Em maio de 1972, o próprio general Caneppa enviou a Vitor Civita, diretor-geral
da Abril, uma correspondência de agradecimento pelas palestras sobre censura de
filmes que Souza havia realizado na Academia Nacional de Polícia. Para
continuar colaborando, no ano seguinte, Souza formulou uma brochura intitulada
“Segurança Nacional: o que os cineastas franceses esquerdistas já realizaram em
países da América do Sul e pretendem repetir aqui no Brasil”.
Fórum – Houve algum exemplo de resistência ao regime na grande
mídia?
Kushnir
– Alguns ícones de
resistência são a meteorologia para o 14 de dezembro de 1968, no Jornal
do Brasil [o texto publicado não correspondia ao dia ensolarado - "Tempo
negro. Temperatura sufocante. O ar está irrespirável. O país está sendo varrido
por fortes ventos”]; as receitas de bolo do Jornal da Tarde; os
poemas de Camões no Estadão; os inúmeros jornalistas perseguidos,
demitidos, torturados e mortos etc., que definiriam a grande imprensa
brasileira como resistente ao golpe e, posteriormente, ao arbítrio. Mesmo com
todo este esforço, o processo ditatorial perdurou por mais de duas
décadas.
Fórum – Qual era o perfil do leitor dos jornais que faziam parte do
conglomerado Folha da Manhã?
Kushnir
– A Folha da
Tarde, entre 1967, quando renasce, até as
vésperas da morte do[Carlos] Marighella [em
1969], é feita para concorrer com o Jornal
da Tarde do Estadão. Feito para um
leitor que vai ler sobre as passeatas e os movimentos de esquerda.

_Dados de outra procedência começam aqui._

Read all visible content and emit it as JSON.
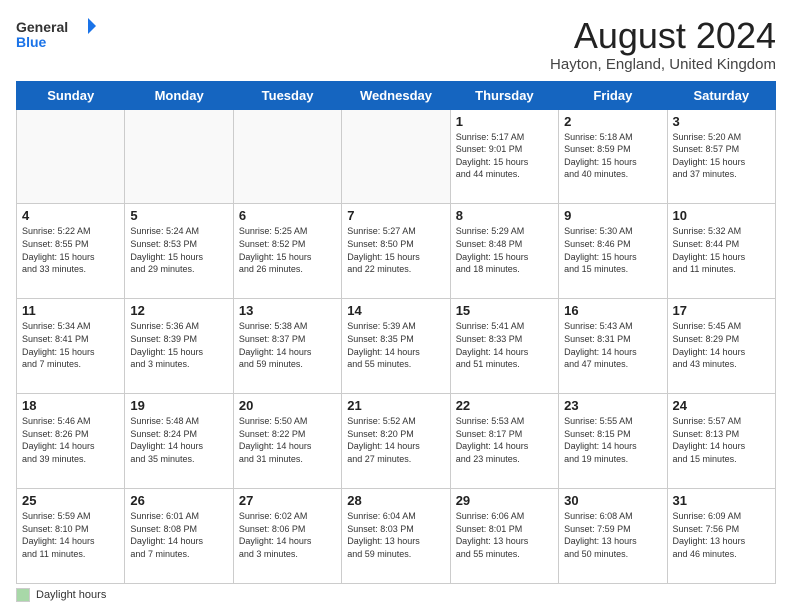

Posteriormente, se volta para um outro tipo de público, que aprecia essa
leitura mais policialesca, como se fosse um jornal sangrento.
Fórum – O leitor se dava conta do processo de autocensura a que o
próprio jornal se submetia, por conta dos militares que faziam parte de seu
quadro de funcionários?
Kushnir
- Ali acontecia mais do que autocensura,
era uma colaboração. Era noticiado o que acontecia dentro do aparelho de
Estado, dentro do aparelho de tortura. O jornal era feito, de alguma maneira,
para que o público identificasse as ações de repressão não como tais, mas como
assassinatos por troca de tiro, por fuga, e não assassinatos cometidos no porão
da ditadura.
Fórum – O público acreditava nessa imagem construída, sem
contestá-la?
Kushnir
- Provavelmente, porque o que já havia ali
é uma legalização das mortes.
Fórum – À época, o que ocorreu com os jornalistas de esquerda?
Kushnir
- Os processos sofridos pelos jornalistas,
nessa época, se devem mais à sua militância política do que a ações enquanto
jornalistas. O que ocorre nos jornais brasileiros, desde sempre, são limpezas.
Claudio Abramo [que
trabalhou como jornalista na 'Folha de São Paulo' durante a ditadura] vai
dizer que os donos dos jornais cortavam jornalistas fortes. Ficou forte, eles
mandam embora. Existiam essas limpezas, desde 64, até meados dos anos 80, e são
delas que se forma o que chamamos de imprensa alternativa, ou imprensa nanica.
Esta, por sua vez, tem
várias nuances e tonalidades. Compreende desde publicações como O
Pasquim -
se contesta se ele era realmente uma imprensa alternativa - até
outras como O Bondinho, O
Lampião da Esquina, Movimento.
Esses jornalistas, banidos dos grandes meios, vão trabalhar ali.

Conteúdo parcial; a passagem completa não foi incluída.